Since I’ve written to you before about politics, I should start by saying that I am something of an expert on radiation risk assessment. I was a member of a National Academy of Sciences committee on radioactive wastes, among other things. However, my expertise is NOT in the molecular mechanisms of cancer induction, which is at the core of the disagreement here, so all I can do is try to clarify what the issues are. In any case, I haven’t read anything more than the letter to Holdren and the FDA reply, so please repeat these comments only anonymously (and change the initials).

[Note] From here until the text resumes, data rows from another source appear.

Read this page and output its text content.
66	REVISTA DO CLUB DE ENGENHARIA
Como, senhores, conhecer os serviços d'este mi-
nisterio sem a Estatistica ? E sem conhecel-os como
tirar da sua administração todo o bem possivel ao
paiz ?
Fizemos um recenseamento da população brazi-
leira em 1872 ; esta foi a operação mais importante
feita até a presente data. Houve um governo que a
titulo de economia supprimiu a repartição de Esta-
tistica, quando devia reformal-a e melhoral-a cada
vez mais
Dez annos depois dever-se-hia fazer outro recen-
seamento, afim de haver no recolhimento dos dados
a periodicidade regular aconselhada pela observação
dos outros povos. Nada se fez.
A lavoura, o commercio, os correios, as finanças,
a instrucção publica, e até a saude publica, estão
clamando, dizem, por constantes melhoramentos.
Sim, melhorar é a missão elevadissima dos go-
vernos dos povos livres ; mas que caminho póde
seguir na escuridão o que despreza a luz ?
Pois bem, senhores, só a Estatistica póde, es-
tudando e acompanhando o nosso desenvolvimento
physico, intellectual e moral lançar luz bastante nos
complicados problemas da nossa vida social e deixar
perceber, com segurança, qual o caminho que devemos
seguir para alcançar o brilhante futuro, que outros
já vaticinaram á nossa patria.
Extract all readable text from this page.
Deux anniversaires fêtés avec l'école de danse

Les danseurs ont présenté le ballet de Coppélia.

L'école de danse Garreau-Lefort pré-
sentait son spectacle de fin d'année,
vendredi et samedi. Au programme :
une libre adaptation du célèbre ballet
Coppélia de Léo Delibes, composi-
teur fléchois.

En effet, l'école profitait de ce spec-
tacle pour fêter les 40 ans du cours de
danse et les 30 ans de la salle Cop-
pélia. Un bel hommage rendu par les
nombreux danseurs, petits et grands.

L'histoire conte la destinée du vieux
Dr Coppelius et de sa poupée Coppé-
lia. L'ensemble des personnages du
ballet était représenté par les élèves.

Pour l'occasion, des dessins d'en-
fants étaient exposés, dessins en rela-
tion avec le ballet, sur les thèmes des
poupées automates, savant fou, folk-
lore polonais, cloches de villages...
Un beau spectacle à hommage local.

I think TT misunderstands what the difference of opinion is between FDA and the UCSF scientists. It is NOT the fact that the radiation is being deposited preferentially into the skin and immediately beneath it rather than spread through the body. The doses are being measured in “effective dose” which includes correction factors for the differing sensitivities to radiation of different organs, among them the skin. In any case, if I remember correctly, the skin is one of the least sensitive organs.

The key issue raised in the letter, and I don’t see it answered by the FDA although I haven’t looked through their references, is this: When low-energy x-rays deposit energy via Compton scattering, does it cause more breaking of molecular bonds, and therefore more cancer, per unit of energy deposited than higher-energy x-rays and gamma rays? (The “dose” is basically the amount of energy deposited per unit mass, to which various adjustments are applied to get modified versions of the dose such as “effective dose” and “dose equivalent”.) As I said, I’m not an expert at all on the medical end of this, so it’s possible that there is lots of research that answers this question, and if so it is undoubtedly discussed in the some of the documents the FDA references, but the FDA letter itself does not seem to address it.

The UCSF letter raises several other issues, but these are mostly lingering uncertainties that equally affect all discussions of radiation safety.

That said, the effective dose per scan of 25 microrems is really an extremely small dose. It’s roughly your extra exposure to cosmic rays from sleeping on the third floor rather than the first floor for a year. Each time you fly across country, you are getting a dose from cosmic rays that is around 100 times greater. And you get that on every flight, while you only get scanned on a fraction of your flights. So even if the mechanism suggested by the UCSF scientists makes these x-rays 100 times more carcinogenic per unit energy than FDA thinks (and it seems unlikely to me that the number is as big as 100 because the number of photons per unit of energy can only go up so much before the radiation stops being an x-ray), the risk of the scan would still be less than the risk of taking the flight itself.

The point about proper operation of the machines is very real. The recent series in the NY Times about medical x-rays was scary.

I, as an occasional flyer, won’t worry about being scanned if the machine is operating properly. I do want those machines carefully maintained and inspected. Avoiding unnecessary exposure of flight crews might be a good idea, especially if the UCSF argument is correct.